Lincolnshire Coast light Railway

Saturday and Sunday 10th and 11th September, 2005

"Major" and an Ashover coach on the very wet Saturday.

The event was part of the Lincolnshire Heritage Open Days for 2005, (Saturday and Sunday 10 and 11 September, 2005), which was in turn, part of Heritage Open Days held all over Europe. The theme in the county was appropriately “Transport in Lincolnshire.” It enabled the handful of volunteers who have been rebuilding the Railway at Skegness Water Leisure Park to show what they have achieved in just over 10 years’ determined work on the site. Despite torrential rain on Saturday which prevented many of the historic trains from being moved out of doors, visitors from as far away as Lancashire, the West and East Midlands and West Yorkshire made the journey to Skegness for this first chance in 20 years to see the unique collection. Many were so enthusiastic, they arrived an hour before the official opening time.

"Major" and the restored Ashover coach

On the Sunday drier weather enabled most of the exhibits to be moved outdoors and to be displayed for photographers and visitors. The result was many people volunteering to help with restoration, track laying and preparation for opening the railway, as well as donations and offers of materials and support. The LCLR’s volunteers were always aware that a static collection of very specialised railway items on display on a weekend when there where many other railway events competing for attention around the country and the county, might limit the number of visitors: they had privately agreed that 50 would be a great success – however to their great delight, they got triple that number.

(photo - Mike Newbold)

The Railway was extensively featured in advance on the BBC Look North regional television programme, in regional newspapers, local and regional radio, specialist railway magazines and websites, thus enabling many thousands more to see progress. Generous help and support from Skegness Water Leisure Park helped prepare the site for the visitors.

So, the Open Days proved to be a significant moment in the Railway’s history, coming 20 years after the closure of the original site at Humberston, south of Grimsby and 45 years after its pioneering line had opened. It was the first line to have been built by railway enthusiasts – a true pioneer among the hugely popular “Heritage Railway” movement.
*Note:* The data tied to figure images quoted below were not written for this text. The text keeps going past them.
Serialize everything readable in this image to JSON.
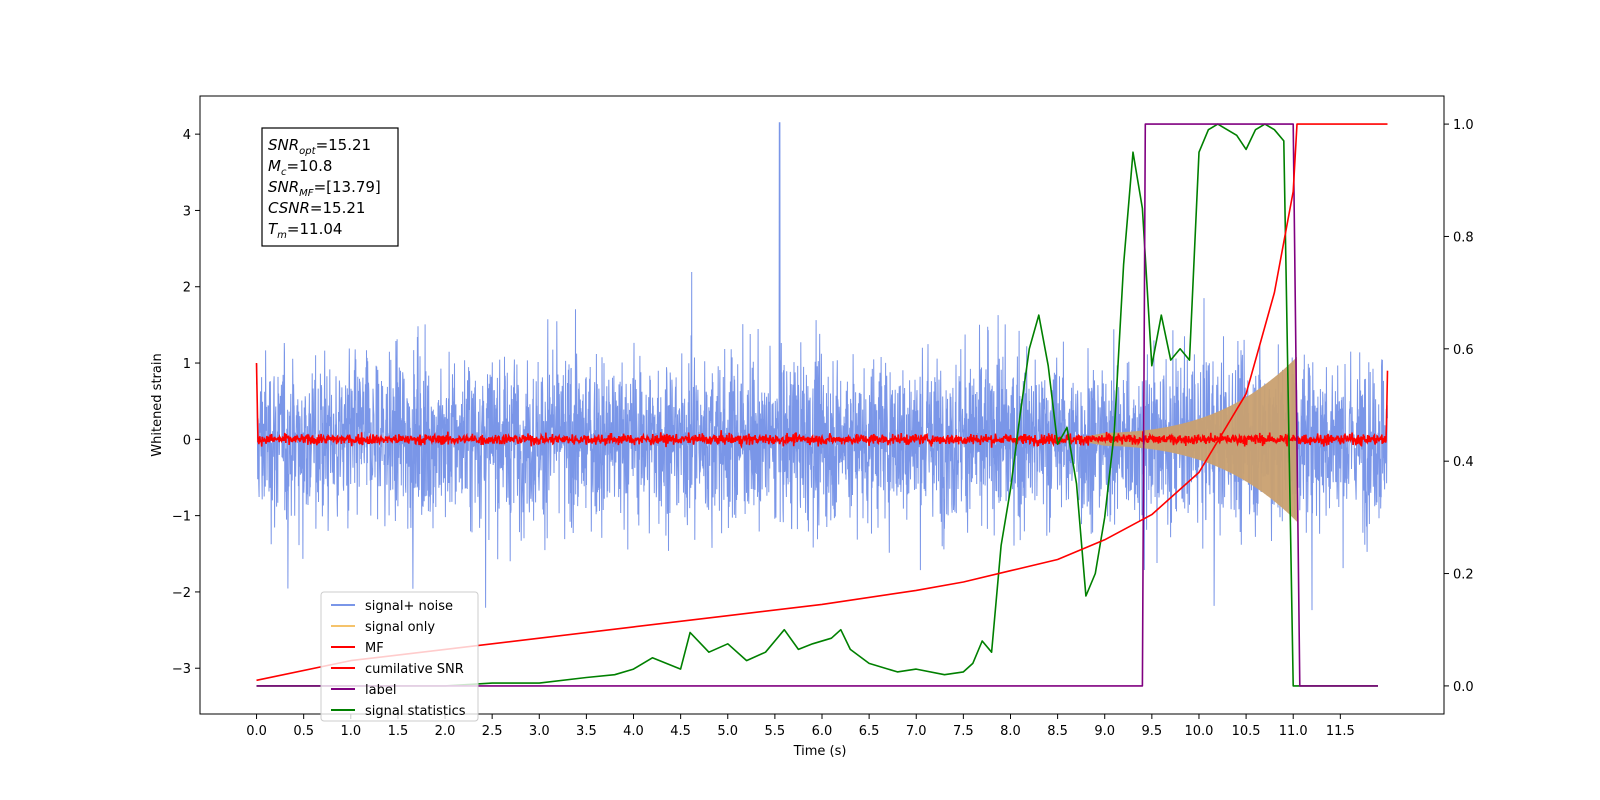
{
  "chart_data": {
    "type": "line",
    "xlabel": "Time (s)",
    "ylabel_left": "Whitened strain",
    "ylabel_right": "",
    "xlim": [
      -0.6,
      12.6
    ],
    "ylim_left": [
      -3.6,
      4.5
    ],
    "ylim_right": [
      -0.05,
      1.05
    ],
    "x_ticks": [
      "0.0",
      "0.5",
      "1.0",
      "1.5",
      "2.0",
      "2.5",
      "3.0",
      "3.5",
      "4.0",
      "4.5",
      "5.0",
      "5.5",
      "6.0",
      "6.5",
      "7.0",
      "7.5",
      "8.0",
      "8.5",
      "9.0",
      "9.5",
      "10.0",
      "10.5",
      "11.0",
      "11.5"
    ],
    "y_ticks_left": [
      "4",
      "3",
      "2",
      "1",
      "0",
      "−1",
      "−2",
      "−3"
    ],
    "y_ticks_right": [
      "1.0",
      "0.8",
      "0.6",
      "0.4",
      "0.2",
      "0.0"
    ],
    "grid": false,
    "legend_position": "lower-left",
    "info_box": {
      "position": "upper-left",
      "entries": [
        {
          "var": "SNR",
          "sub": "opt",
          "value": "=15.21"
        },
        {
          "var": "M",
          "sub": "c",
          "value": "=10.8"
        },
        {
          "var": "SNR",
          "sub": "MF",
          "value": "=[13.79]"
        },
        {
          "var": "CSNR",
          "sub": "",
          "value": "=15.21"
        },
        {
          "var": "T",
          "sub": "m",
          "value": "=11.04"
        }
      ]
    },
    "series": [
      {
        "name": "signal+ noise",
        "color": "#6b8be6",
        "axis": "left",
        "description": "whitened noise, amplitude ~ ±2.5 with spikes up to 4.2 at t≈5.55"
      },
      {
        "name": "signal only",
        "color": "#f5c36b",
        "axis": "left",
        "chirp": {
          "start": 8.6,
          "end": 11.04,
          "max_amplitude": 1.0
        }
      },
      {
        "name": "MF",
        "color": "#ff0000",
        "axis": "left",
        "description": "matched filter output ~ ±0.15 around 0, spike to 1.0 at t=0 and 0.9 at t=12"
      },
      {
        "name": "cumilative SNR",
        "color": "#ff0000",
        "axis": "right",
        "x": [
          0.0,
          1.0,
          2.0,
          3.0,
          4.0,
          5.0,
          6.0,
          7.0,
          7.5,
          8.0,
          8.5,
          9.0,
          9.5,
          10.0,
          10.5,
          10.8,
          11.0,
          11.04,
          11.2,
          12.0
        ],
        "values": [
          0.01,
          0.045,
          0.065,
          0.085,
          0.105,
          0.125,
          0.145,
          0.17,
          0.185,
          0.205,
          0.225,
          0.26,
          0.305,
          0.38,
          0.52,
          0.7,
          0.88,
          1.0,
          1.0,
          1.0
        ]
      },
      {
        "name": "label",
        "color": "#800080",
        "axis": "right",
        "x": [
          0.0,
          9.4,
          9.43,
          11.0,
          11.07,
          11.9
        ],
        "values": [
          0.0,
          0.0,
          1.0,
          1.0,
          0.0,
          0.0
        ]
      },
      {
        "name": "signal statistics",
        "color": "#008000",
        "axis": "right",
        "x": [
          0.0,
          1.0,
          2.0,
          2.5,
          3.0,
          3.5,
          3.8,
          4.0,
          4.2,
          4.5,
          4.6,
          4.8,
          5.0,
          5.2,
          5.4,
          5.6,
          5.75,
          5.9,
          6.1,
          6.2,
          6.3,
          6.5,
          6.8,
          7.0,
          7.3,
          7.5,
          7.6,
          7.7,
          7.8,
          7.9,
          8.0,
          8.1,
          8.2,
          8.3,
          8.4,
          8.5,
          8.6,
          8.7,
          8.8,
          8.9,
          9.0,
          9.1,
          9.2,
          9.3,
          9.4,
          9.5,
          9.6,
          9.7,
          9.8,
          9.9,
          10.0,
          10.1,
          10.2,
          10.3,
          10.4,
          10.5,
          10.6,
          10.7,
          10.8,
          10.9,
          11.0,
          11.05,
          11.1,
          11.3,
          11.9
        ],
        "values": [
          0.0,
          0.0,
          0.0,
          0.005,
          0.005,
          0.015,
          0.02,
          0.03,
          0.05,
          0.03,
          0.095,
          0.06,
          0.075,
          0.045,
          0.06,
          0.1,
          0.065,
          0.075,
          0.085,
          0.1,
          0.065,
          0.04,
          0.025,
          0.03,
          0.02,
          0.025,
          0.04,
          0.08,
          0.06,
          0.25,
          0.35,
          0.48,
          0.6,
          0.66,
          0.57,
          0.43,
          0.46,
          0.36,
          0.16,
          0.2,
          0.3,
          0.45,
          0.75,
          0.95,
          0.85,
          0.57,
          0.66,
          0.58,
          0.6,
          0.58,
          0.95,
          0.99,
          1.0,
          0.99,
          0.98,
          0.955,
          0.99,
          1.0,
          0.99,
          0.97,
          0.0,
          0.0,
          0.0,
          0.0,
          0.0
        ]
      }
    ]
  }
}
Many visitors told the LCLR’s workers that they had feared the line was dead and gone forever when it closed in 1985 – and were delighted and impressed by the progress in construction of the new line and restoration of its historic locomotives, carriages and wagons.

Now emboldened by the success of the Open Days and the enthusiasm of visitors for what has been achieved, the volunteers feel encouraged to press on with plans for operating public trains, which it’s felt, could be possible within two years.
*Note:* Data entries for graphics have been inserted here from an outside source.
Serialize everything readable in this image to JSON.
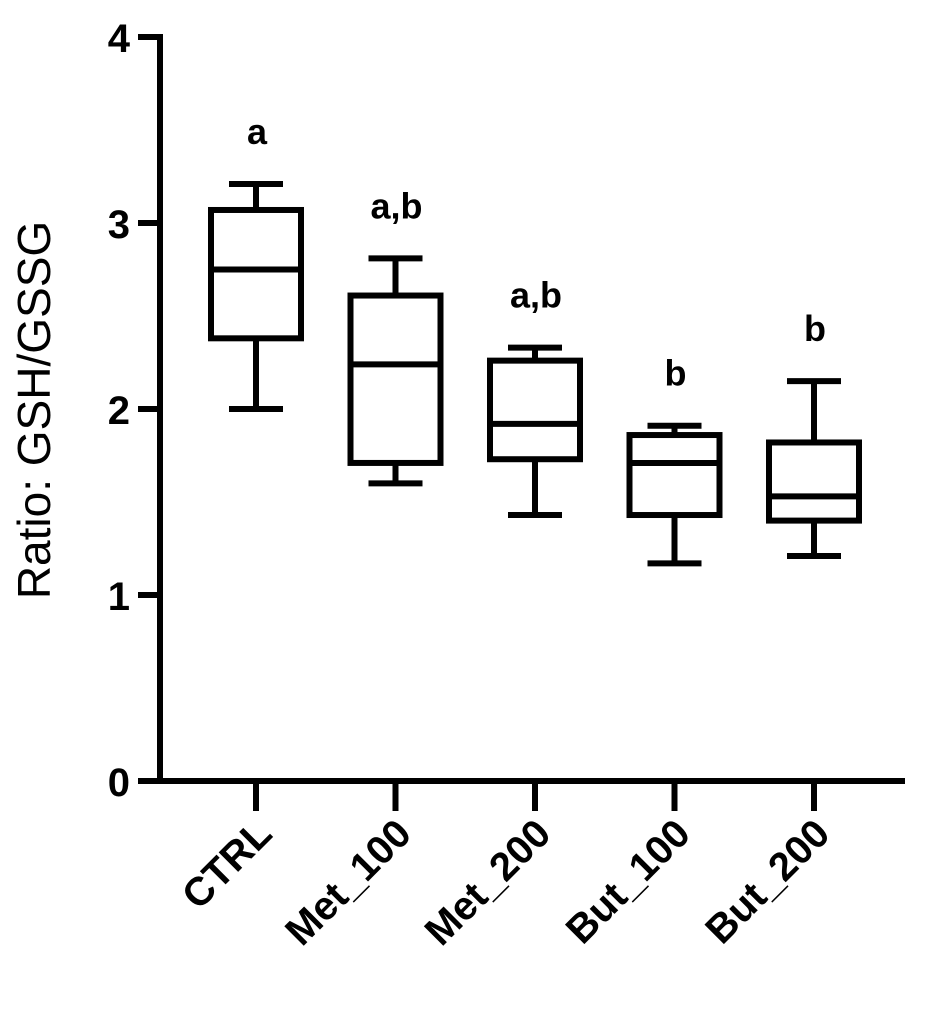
{
  "chart_data": {
    "type": "box",
    "xlabel": "",
    "ylabel": "Ratio: GSH/GSSG",
    "ylim": [
      0,
      4
    ],
    "yticks": [
      0,
      1,
      2,
      3,
      4
    ],
    "grid": false,
    "categories": [
      "CTRL",
      "Met_100",
      "Met_200",
      "But_100",
      "But_200"
    ],
    "boxes": [
      {
        "min": 2.0,
        "q1": 2.38,
        "median": 2.75,
        "q3": 3.07,
        "max": 3.21,
        "label": "a"
      },
      {
        "min": 1.6,
        "q1": 1.71,
        "median": 2.24,
        "q3": 2.61,
        "max": 2.81,
        "label": "a,b"
      },
      {
        "min": 1.43,
        "q1": 1.73,
        "median": 1.92,
        "q3": 2.26,
        "max": 2.33,
        "label": "a,b"
      },
      {
        "min": 1.17,
        "q1": 1.43,
        "median": 1.71,
        "q3": 1.86,
        "max": 1.91,
        "label": "b"
      },
      {
        "min": 1.21,
        "q1": 1.4,
        "median": 1.53,
        "q3": 1.82,
        "max": 2.15,
        "label": "b"
      }
    ],
    "colors": {
      "stroke": "#000000",
      "fill": "#ffffff"
    }
  }
}
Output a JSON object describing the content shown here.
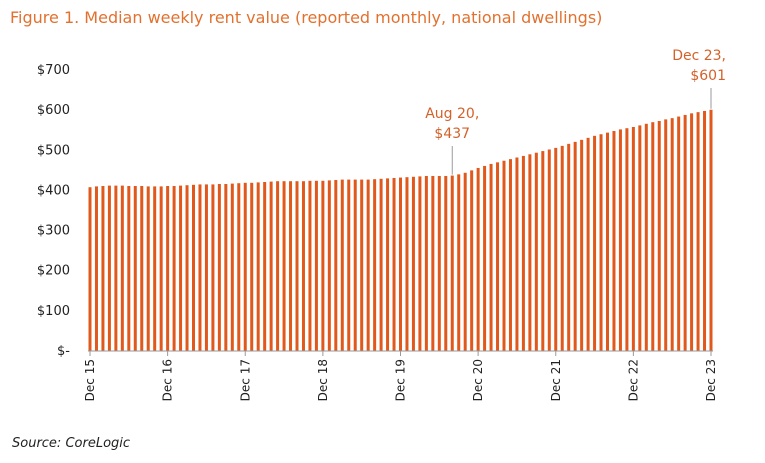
{
  "title": "Figure 1. Median weekly rent value (reported monthly, national dwellings)",
  "source": "Source: CoreLogic",
  "colors": {
    "bars": "#e0581c",
    "title": "#e2712f",
    "annotation": "#d4612a"
  },
  "chart_data": {
    "type": "bar",
    "ylim": [
      0,
      700
    ],
    "y_ticks": [
      0,
      100,
      200,
      300,
      400,
      500,
      600,
      700
    ],
    "y_tick_labels": [
      "$-",
      "$100",
      "$200",
      "$300",
      "$400",
      "$500",
      "$600",
      "$700"
    ],
    "x_tick_labels": [
      "Dec 15",
      "Dec 16",
      "Dec 17",
      "Dec 18",
      "Dec 19",
      "Dec 20",
      "Dec 21",
      "Dec 22",
      "Dec 23"
    ],
    "x_tick_index": [
      0,
      12,
      24,
      36,
      48,
      60,
      72,
      84,
      96
    ],
    "grid": false,
    "legend": "none",
    "categories": [
      "Dec 15",
      "Jan 16",
      "Feb 16",
      "Mar 16",
      "Apr 16",
      "May 16",
      "Jun 16",
      "Jul 16",
      "Aug 16",
      "Sep 16",
      "Oct 16",
      "Nov 16",
      "Dec 16",
      "Jan 17",
      "Feb 17",
      "Mar 17",
      "Apr 17",
      "May 17",
      "Jun 17",
      "Jul 17",
      "Aug 17",
      "Sep 17",
      "Oct 17",
      "Nov 17",
      "Dec 17",
      "Jan 18",
      "Feb 18",
      "Mar 18",
      "Apr 18",
      "May 18",
      "Jun 18",
      "Jul 18",
      "Aug 18",
      "Sep 18",
      "Oct 18",
      "Nov 18",
      "Dec 18",
      "Jan 19",
      "Feb 19",
      "Mar 19",
      "Apr 19",
      "May 19",
      "Jun 19",
      "Jul 19",
      "Aug 19",
      "Sep 19",
      "Oct 19",
      "Nov 19",
      "Dec 19",
      "Jan 20",
      "Feb 20",
      "Mar 20",
      "Apr 20",
      "May 20",
      "Jun 20",
      "Jul 20",
      "Aug 20",
      "Sep 20",
      "Oct 20",
      "Nov 20",
      "Dec 20",
      "Jan 21",
      "Feb 21",
      "Mar 21",
      "Apr 21",
      "May 21",
      "Jun 21",
      "Jul 21",
      "Aug 21",
      "Sep 21",
      "Oct 21",
      "Nov 21",
      "Dec 21",
      "Jan 22",
      "Feb 22",
      "Mar 22",
      "Apr 22",
      "May 22",
      "Jun 22",
      "Jul 22",
      "Aug 22",
      "Sep 22",
      "Oct 22",
      "Nov 22",
      "Dec 22",
      "Jan 23",
      "Feb 23",
      "Mar 23",
      "Apr 23",
      "May 23",
      "Jun 23",
      "Jul 23",
      "Aug 23",
      "Sep 23",
      "Oct 23",
      "Nov 23",
      "Dec 23"
    ],
    "values": [
      408,
      410,
      411,
      412,
      412,
      412,
      411,
      411,
      411,
      410,
      410,
      410,
      411,
      411,
      412,
      413,
      414,
      415,
      415,
      415,
      416,
      416,
      417,
      418,
      419,
      419,
      420,
      421,
      422,
      423,
      423,
      423,
      423,
      423,
      424,
      424,
      424,
      425,
      426,
      427,
      427,
      427,
      427,
      427,
      428,
      429,
      430,
      431,
      432,
      433,
      434,
      435,
      436,
      436,
      436,
      436,
      437,
      440,
      444,
      450,
      456,
      461,
      466,
      470,
      474,
      478,
      482,
      486,
      490,
      494,
      498,
      502,
      506,
      511,
      516,
      521,
      526,
      531,
      536,
      540,
      544,
      548,
      552,
      555,
      558,
      562,
      566,
      570,
      573,
      577,
      580,
      584,
      588,
      592,
      595,
      598,
      601
    ],
    "annotations": [
      {
        "index": 56,
        "lines": [
          "Aug 20,",
          "$437"
        ]
      },
      {
        "index": 96,
        "lines": [
          "Dec 23,",
          "$601"
        ]
      }
    ]
  }
}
The LCLR fleet displayed outside the shed prior to opening on Sunday 11th Sept 2005.
Left to right: Restored Ashover coach, Simplex loco "Paul" with Nocton coach and second Ashover,
Simplex loco "Wilton" with Sand Hutton coach

Another view of "Paul"and the Nocton Estates coach.

"Paul" sporting its metal body - first loco in service at Humberston.
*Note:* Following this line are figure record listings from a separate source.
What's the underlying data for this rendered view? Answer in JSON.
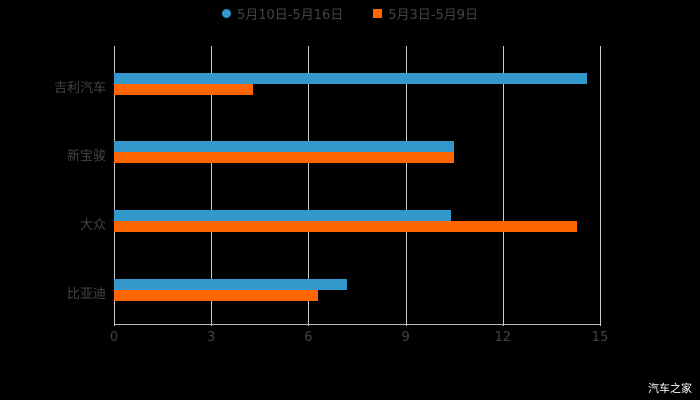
{
  "chart_data": {
    "type": "bar",
    "orientation": "horizontal",
    "categories": [
      "吉利汽车",
      "新宝骏",
      "大众",
      "比亚迪"
    ],
    "series": [
      {
        "name": "5月10日-5月16日",
        "color": "#3399cc",
        "values": [
          14.6,
          10.5,
          10.4,
          7.2
        ]
      },
      {
        "name": "5月3日-5月9日",
        "color": "#ff6600",
        "values": [
          4.3,
          10.5,
          14.3,
          6.3
        ]
      }
    ],
    "title": "",
    "xlabel": "",
    "ylabel": "",
    "xlim": [
      0,
      15
    ],
    "xticks": [
      "0",
      "3",
      "6",
      "9",
      "12",
      "15"
    ],
    "grid": true,
    "legend_position": "top"
  },
  "legend": {
    "items": [
      {
        "label": "5月10日-5月16日",
        "color": "#3399cc"
      },
      {
        "label": "5月3日-5月9日",
        "color": "#ff6600"
      }
    ]
  },
  "watermark": "汽车之家"
}
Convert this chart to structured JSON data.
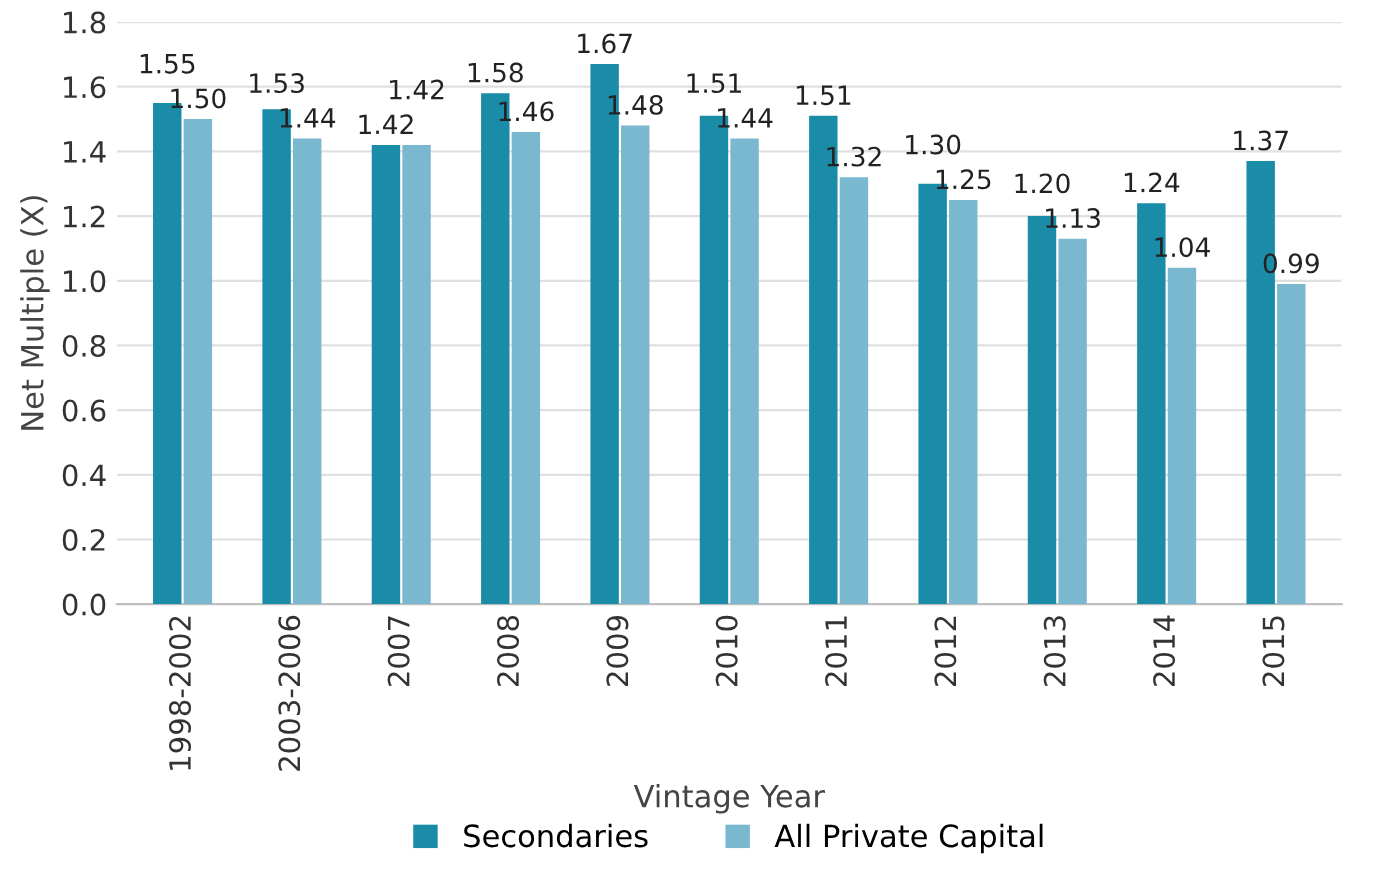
{
  "chart_data": {
    "type": "bar",
    "xlabel": "Vintage Year",
    "ylabel": "Net Multiple (X)",
    "categories": [
      "1998-2002",
      "2003-2006",
      "2007",
      "2008",
      "2009",
      "2010",
      "2011",
      "2012",
      "2013",
      "2014",
      "2015"
    ],
    "series": [
      {
        "name": "Secondaries",
        "color": "#1a8ca8",
        "values": [
          1.55,
          1.53,
          1.42,
          1.58,
          1.67,
          1.51,
          1.51,
          1.3,
          1.2,
          1.24,
          1.37
        ],
        "value_labels": [
          "1.55",
          "1.53",
          "1.42",
          "1.58",
          "1.67",
          "1.51",
          "1.51",
          "1.30",
          "1.20",
          "1.24",
          "1.37"
        ]
      },
      {
        "name": "All Private Capital",
        "color": "#7ab8cf",
        "values": [
          1.5,
          1.44,
          1.42,
          1.46,
          1.48,
          1.44,
          1.32,
          1.25,
          1.13,
          1.04,
          0.99
        ],
        "value_labels": [
          "1.50",
          "1.44",
          "1.42",
          "1.46",
          "1.48",
          "1.44",
          "1.32",
          "1.25",
          "1.13",
          "1.04",
          "0.99"
        ]
      }
    ],
    "ylim": [
      0,
      1.8
    ],
    "yticks": [
      "0.0",
      "0.2",
      "0.4",
      "0.6",
      "0.8",
      "1.0",
      "1.2",
      "1.4",
      "1.6",
      "1.8"
    ],
    "grid": "y",
    "legend": "bottom"
  }
}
Wooden bodied Simplex "Wilton" and Sand Hutton coach.

Star of the show - "Jurassic" in shed awaiting restoration - how long before Skegness
hears the sound of narrow gauge steam traction?

LCLR Historic Vehicle Trusts Ambulance Van and Class D bogie wagon with Simplex loco.

Second class D bogie wagon with class P ration wagon on board.

Driver Jim Smith at controls of "Major" shunts exhibits into position as visitors arrive.